DB2 – Handling Multiple Rows with Same Value

db2db2-zos

This is my first time posting in stackexchange, and I hope I did my due diligence for this question. I'm working on a problem that I just can't seem to wrap my head around. Consider this scenario of a chain of electronics stores, where day-to-day transactions are recorded in a database:

Table Structure

----------------------------------------------
| daily_sales_records                        |
----------------------------------------------
| store_id |    date    |product_code| sales |
|     1    | 2019-01-01 |    001     |  0.0  |
|     1    | 2019-01-01 |    002     |  0.0  |
|     1    | 2019-01-01 |    003     |  0.0  |
|     1    | 2019-01-01 |    004     |  0.0  |
|          |            |            |       |
|     2    | 2019-01-01 |    001     |  0.0  |
|     2    | 2019-01-01 |    002     | 25.5  |
|     2    | 2019-01-01 |    003     | 12.0  |
|     2    | 2019-01-01 |    004     |  0.0  |
|          |            |            |       |
|     3    | 2019-01-01 |    001     |  0.0  |
|     3    | 2019-01-01 |    002     |  0.0  |
|     3    | 2019-01-01 |    003     |  0.0  |
|     3    | 2019-01-01 |    004     |  1.0  |
|          |            |            |       |
|     1    | 2019-01-02 |    001     |  0.0  |
|     1    | 2019-01-02 |    002     |  0.0  |
|     1    | 2019-01-02 |    003     |  1.0  |
|     1    | 2019-01-02 |    004     |  3.0  |
|                   ......                   |
|     1    | 2019-01-03 |    001     |  0.0  |
|     1    | 2019-01-03 |    002     |  0.0  |
|     1    | 2019-01-03 |    003     |  0.0  |
|     1    | 2019-01-03 |    004     |  7.0  |
----------------------------------------------

(not shown: primary key, which would be the timestamp for each entry)

Given this scenario, I am looking to retrieve all stores records with no sales of product codes 001, 002, 003 within that day, along with the dates when those occurred.

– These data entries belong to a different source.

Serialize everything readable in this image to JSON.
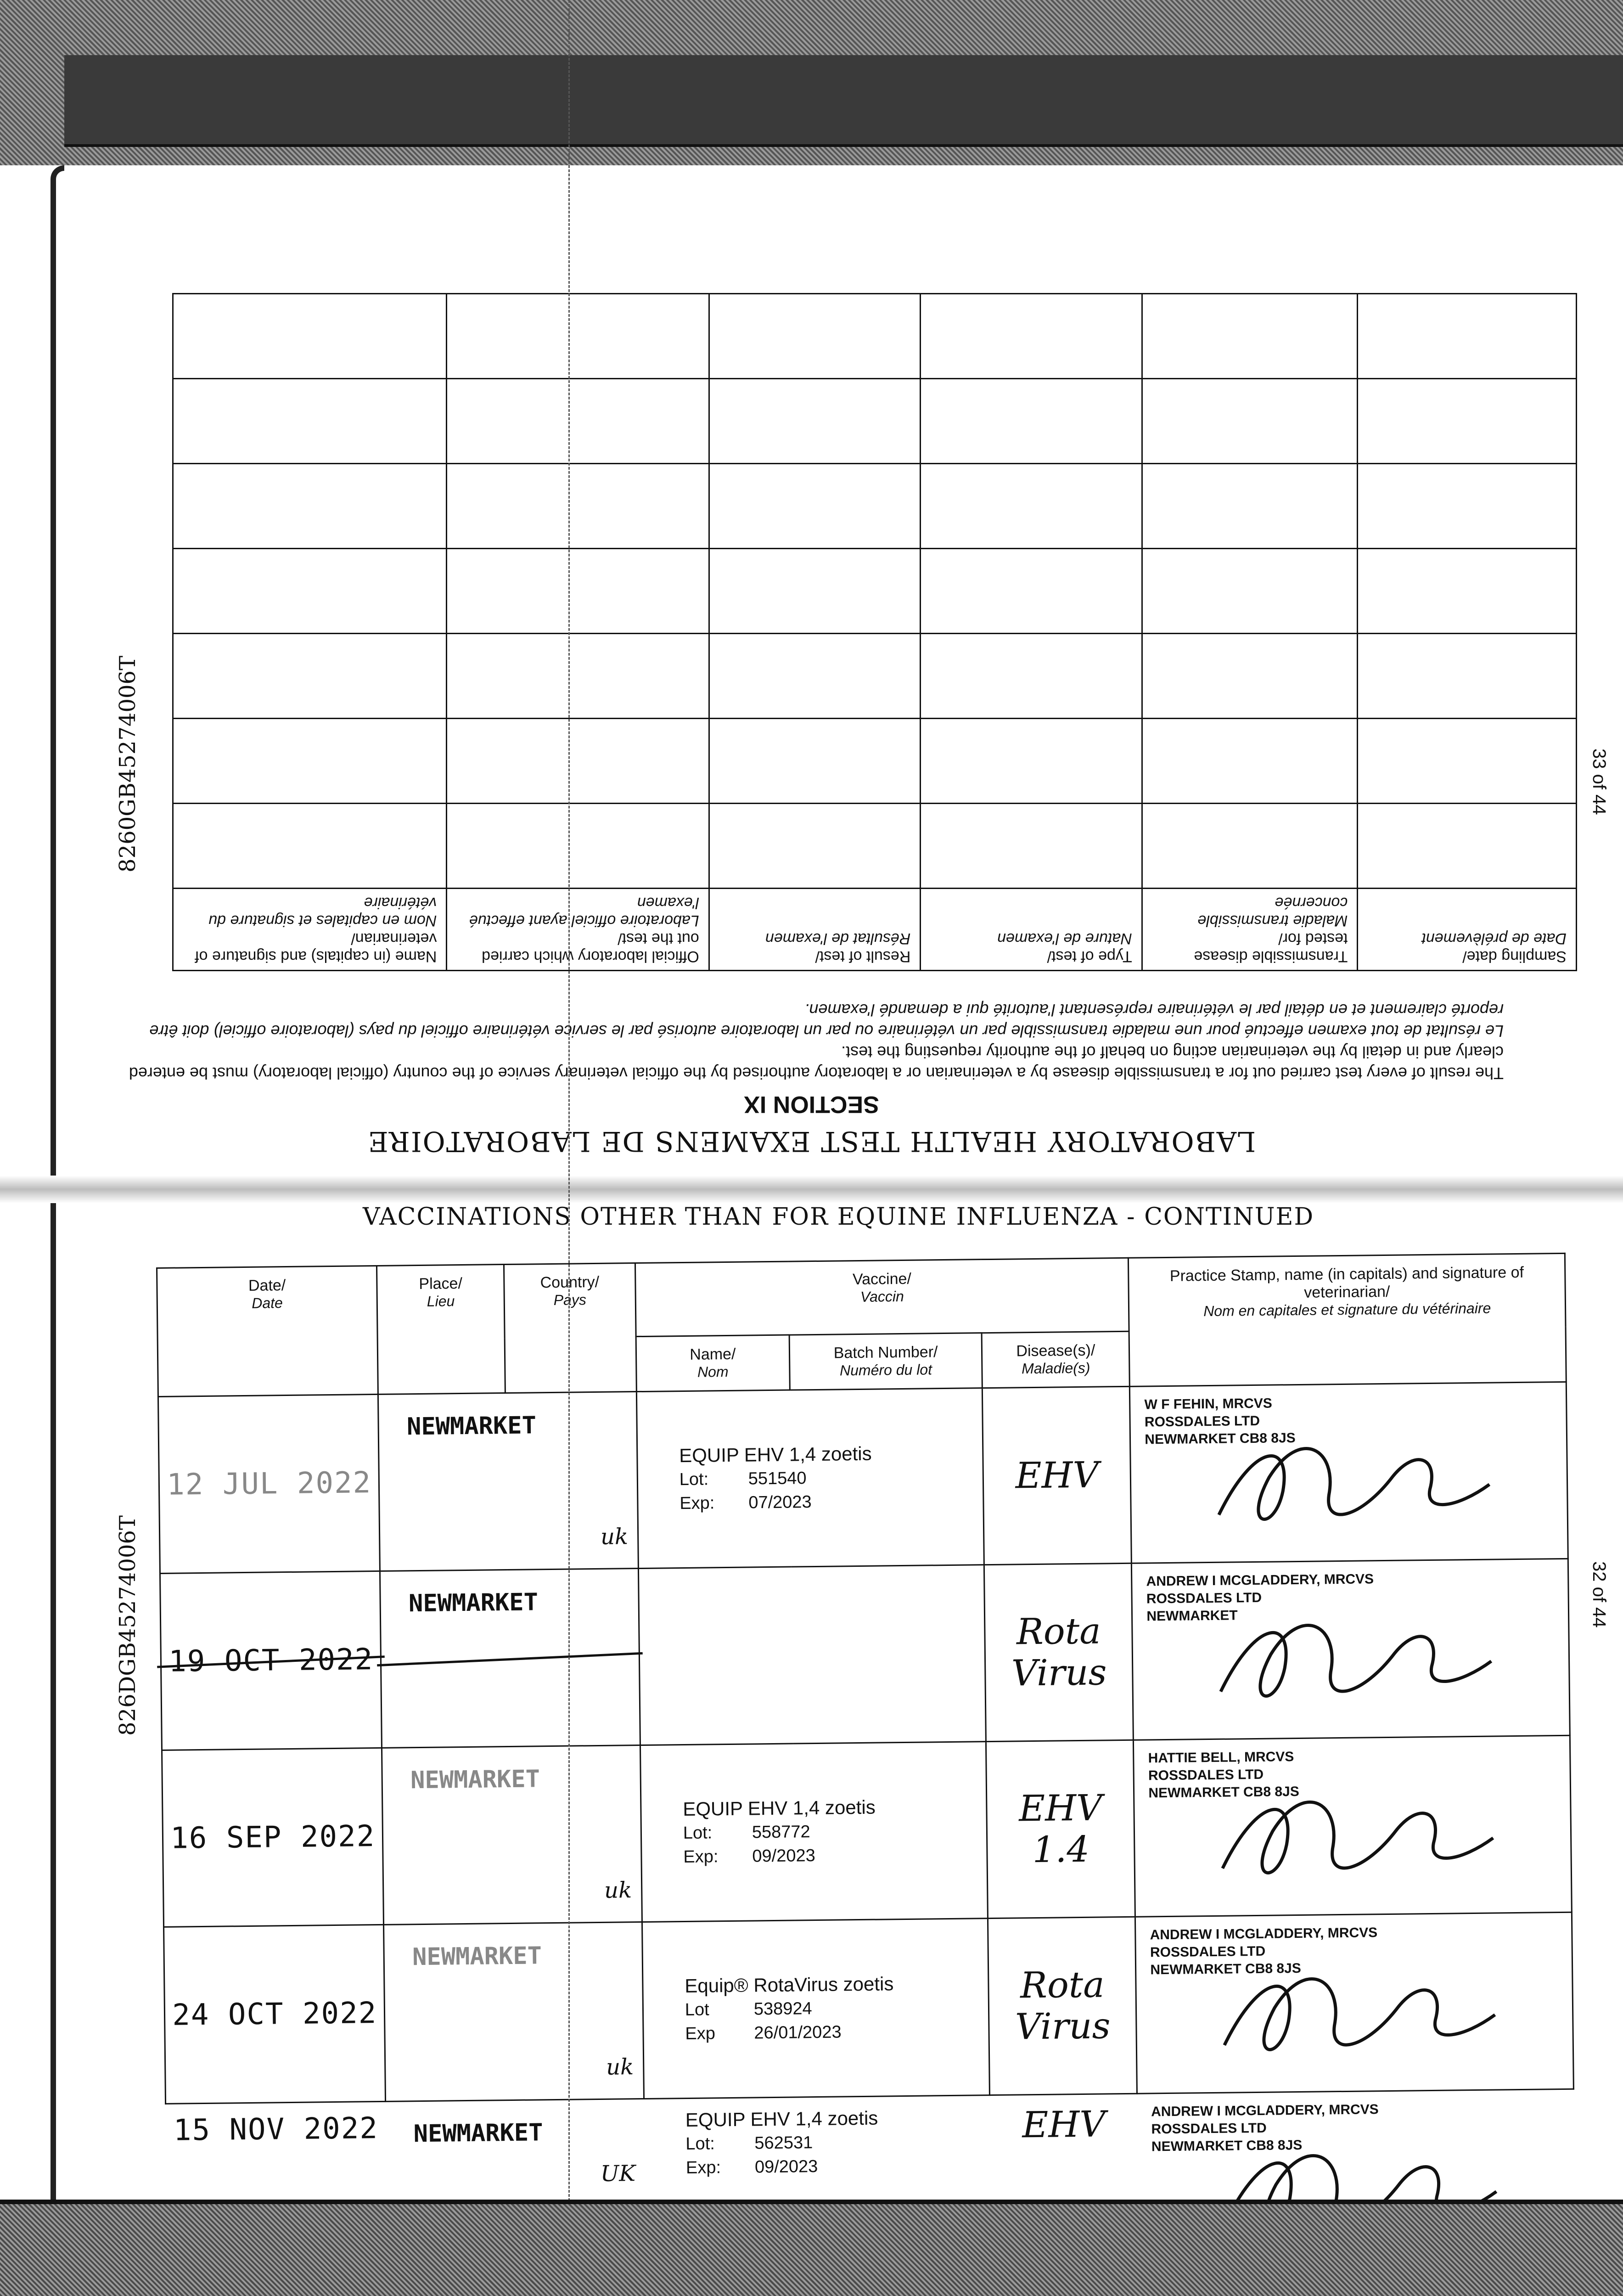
{
  "document_id_upper": "8260GB4527400​6T",
  "document_id_lower": "826DGB4527400​6T",
  "page_upper": "33 of 44",
  "page_lower": "32 of 44",
  "lab_section": {
    "title": "LABORATORY HEALTH TEST EXAMENS DE LABORATOIRE",
    "section": "SECTION IX",
    "intro_en": "The result of every test carried out for a transmissible disease by a veterinarian or a laboratory authorised by the official veterinary service of the country (official laboratory) must be entered clearly and in detail by the veterinarian acting on behalf of the authority requesting the test.",
    "intro_fr": "Le résultat de tout examen effectué pour une maladie transmissible par un vétérinaire ou par un laboratoire autorisé par le service vétérinaire officiel du pays (laboratoire officiel) doit être reporté clairement et en détail par le vétérinaire représentant l'autorité qui a demandé l'examen.",
    "columns": [
      {
        "en": "Sampling date/",
        "fr": "Date de prélèvement"
      },
      {
        "en": "Transmissible disease tested for/",
        "fr": "Maladie transmissible concernée"
      },
      {
        "en": "Type of test/",
        "fr": "Nature de l'examen"
      },
      {
        "en": "Result of test/",
        "fr": "Résultat de l'examen"
      },
      {
        "en": "Official laboratory which carried out the test/",
        "fr": "Laboratoire officiel ayant effectué l'examen"
      },
      {
        "en": "Name (in capitals) and signature of veterinarian/",
        "fr": "Nom en capitales et signature du vétérinaire"
      }
    ]
  },
  "vaccination_section": {
    "title": "VACCINATIONS OTHER THAN FOR EQUINE INFLUENZA - CONTINUED",
    "headers": {
      "date": {
        "en": "Date/",
        "fr": "Date"
      },
      "place": {
        "en": "Place/",
        "fr": "Lieu"
      },
      "country": {
        "en": "Country/",
        "fr": "Pays"
      },
      "vaccine": {
        "en": "Vaccine/",
        "fr": "Vaccin"
      },
      "name": {
        "en": "Name/",
        "fr": "Nom"
      },
      "batch": {
        "en": "Batch Number/",
        "fr": "Numéro du lot"
      },
      "disease": {
        "en": "Disease(s)/",
        "fr": "Maladie(s)"
      },
      "stamp": {
        "en": "Practice Stamp, name (in capitals) and signature of veterinarian/",
        "fr": "Nom en capitales et signature du vétérinaire"
      }
    },
    "rows": [
      {
        "date": "12 JUL 2022",
        "place": "NEWMARKET",
        "country": "uk",
        "vaccine": "EQUIP EHV 1,4 zoetis",
        "lot_label": "Lot:",
        "lot": "551540",
        "exp_label": "Exp:",
        "exp": "07/2023",
        "disease": "EHV",
        "stamp": [
          "W F FEHIN, MRCVS",
          "ROSSDALES LTD",
          "NEWMARKET CB8 8JS"
        ]
      },
      {
        "date": "19 OCT 2022",
        "place": "NEWMARKET",
        "country": "",
        "vaccine": "",
        "lot_label": "",
        "lot": "",
        "exp_label": "",
        "exp": "",
        "disease": "Rota Virus",
        "stamp": [
          "ANDREW I MCGLADDERY, MRCVS",
          "ROSSDALES LTD",
          "NEWMARKET"
        ],
        "struck_out": true
      },
      {
        "date": "16 SEP 2022",
        "place": "NEWMARKET",
        "country": "uk",
        "vaccine": "EQUIP EHV 1,4 zoetis",
        "lot_label": "Lot:",
        "lot": "558772",
        "exp_label": "Exp:",
        "exp": "09/2023",
        "disease": "EHV 1.4",
        "stamp": [
          "HATTIE BELL, MRCVS",
          "ROSSDALES LTD",
          "NEWMARKET CB8 8JS"
        ]
      },
      {
        "date": "24 OCT 2022",
        "place": "NEWMARKET",
        "country": "uk",
        "vaccine": "Equip® RotaVirus zoetis",
        "lot_label": "Lot",
        "lot": "538924",
        "exp_label": "Exp",
        "exp": "26/01/2023",
        "disease": "Rota Virus",
        "stamp": [
          "ANDREW I MCGLADDERY, MRCVS",
          "ROSSDALES LTD",
          "NEWMARKET CB8 8JS"
        ]
      },
      {
        "date": "15 NOV 2022",
        "place": "NEWMARKET",
        "country": "UK",
        "vaccine": "EQUIP EHV 1,4 zoetis",
        "lot_label": "Lot:",
        "lot": "562531",
        "exp_label": "Exp:",
        "exp": "09/2023",
        "disease": "EHV",
        "stamp": [
          "ANDREW I MCGLADDERY, MRCVS",
          "ROSSDALES LTD",
          "NEWMARKET CB8 8JS"
        ]
      }
    ]
  }
}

Given the table above, the ideal output would be something like:

----------------------------------------------
| store_id |    date    |product_code| sales |
|     1    | 2019-01-01 |    001     |  0.0  |
|     1    | 2019-01-01 |    002     |  0.0  |
|     1    | 2019-01-01 |    003     |  0.0  |
|          |            |            |       |
|     3    | 2019-01-01 |    001     |  0.0  |
|     3    | 2019-01-01 |    002     |  0.0  |
|     3    | 2019-01-01 |    003     |  0.0  |
|          |            |            |       |
|     1    | 2019-01-03 |    001     |  0.0  |
|     1    | 2019-01-03 |    002     |  0.0  |
|     1    | 2019-01-03 |    003     |  0.0  |
----------------------------------------------

(Store ID 2 is excluded on 2019-01-01 because there were sales for products 002 and 003, while store 1 was excluded on 2019-01-02 because there was a sale for product 003)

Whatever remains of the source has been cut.